Should "ls" show /rw/.aufs.xino? I don't have such files (only
/rw/.wh..wh.aufs, /rw/.wh..wh.orph, /rw/.wh..wh.plnk, are they
related?).

> if you have a space on HDD

It is a compact flash with (to me) unknown max number of write
cycles with ext4. The idea was to keep it read-only "all the
time", except for file updates (software configuration file
updates) for two reasons: first to be care about flash aging and
second to avoid that rw mounted ext4 causes file system failures
on power failure (which is the normal "shutdown") - interactive
questions at boot would render the embedded units useless of
course :) However, remounting rw, syncing (we use a simple
command like "rsync --delete /rw /ro", but I had to check) works
fine, but remountro often starts to moan about orphaned inodes in
ext4 and no more remoutrw are possible without reboot - which
seems to be a known problem. So currently we never remountro
after syncing. Not sure if this is good...
Anyway, back on topic :)

Would it be recommended to store XINO files on it's own tmpfs, for example?

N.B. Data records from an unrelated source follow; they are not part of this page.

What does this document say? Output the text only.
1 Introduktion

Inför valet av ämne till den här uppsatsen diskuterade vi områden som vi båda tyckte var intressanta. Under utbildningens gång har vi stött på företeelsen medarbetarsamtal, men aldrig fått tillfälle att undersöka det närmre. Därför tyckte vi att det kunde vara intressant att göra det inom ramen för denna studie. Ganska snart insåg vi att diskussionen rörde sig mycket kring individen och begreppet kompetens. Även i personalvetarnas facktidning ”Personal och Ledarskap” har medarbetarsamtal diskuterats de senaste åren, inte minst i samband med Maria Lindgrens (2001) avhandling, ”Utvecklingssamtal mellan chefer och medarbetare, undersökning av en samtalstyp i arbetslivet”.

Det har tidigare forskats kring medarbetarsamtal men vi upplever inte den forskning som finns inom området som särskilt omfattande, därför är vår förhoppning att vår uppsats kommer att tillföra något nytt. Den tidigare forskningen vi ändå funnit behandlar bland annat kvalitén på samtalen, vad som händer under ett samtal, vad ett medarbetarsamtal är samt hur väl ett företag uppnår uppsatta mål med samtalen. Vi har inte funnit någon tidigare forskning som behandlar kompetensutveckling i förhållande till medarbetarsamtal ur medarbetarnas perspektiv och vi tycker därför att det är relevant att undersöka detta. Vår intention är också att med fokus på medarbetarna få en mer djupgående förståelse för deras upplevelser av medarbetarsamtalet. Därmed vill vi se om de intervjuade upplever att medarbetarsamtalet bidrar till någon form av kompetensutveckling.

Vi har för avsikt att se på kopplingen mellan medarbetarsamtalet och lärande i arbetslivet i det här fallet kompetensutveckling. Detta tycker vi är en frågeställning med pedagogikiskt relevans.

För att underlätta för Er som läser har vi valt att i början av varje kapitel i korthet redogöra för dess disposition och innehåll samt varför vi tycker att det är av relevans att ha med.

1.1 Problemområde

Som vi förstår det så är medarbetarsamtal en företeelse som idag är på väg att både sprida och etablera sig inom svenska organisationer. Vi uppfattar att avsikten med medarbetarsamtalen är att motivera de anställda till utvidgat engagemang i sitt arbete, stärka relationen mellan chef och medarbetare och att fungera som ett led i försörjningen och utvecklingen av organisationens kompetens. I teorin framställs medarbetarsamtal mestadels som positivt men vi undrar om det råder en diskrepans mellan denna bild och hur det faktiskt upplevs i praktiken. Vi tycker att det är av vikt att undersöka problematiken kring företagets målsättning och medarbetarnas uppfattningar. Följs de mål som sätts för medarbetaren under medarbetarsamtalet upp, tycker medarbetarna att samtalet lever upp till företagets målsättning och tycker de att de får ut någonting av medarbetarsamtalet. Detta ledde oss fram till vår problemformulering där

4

> I'd suggest you to mount debugfs

So I "simulated" a full disk by using:

# while true; do dd if=/dev/zero of=large.log.$((n++)) bs=1M count=10 ; done

but I assume it has an effect on XINO files whether there are a
few big or a lot of small files?

Then I extracted the debug output - hopefully correctly - using debugfs:
# mkdir /tmp/debug
# mount -t debugfs /debug /tmp/debug
root@mydev:/tmp/debug/aufs/si_6e43b585# tail -n 100 *
==> xi0 <==
1, 48x4096 61440

==> xi1 <==
1, 216x4096 122340

==> xib <==
8x4096 4096

==> xigen <==
16x4096 8192

If this are sizes in bytes, they seem to be quite small. So
truncating would not be effective, right? So better store it on
it's own tmpfs?
Could a similar thing happen to the ".wh..wh.*" files, too?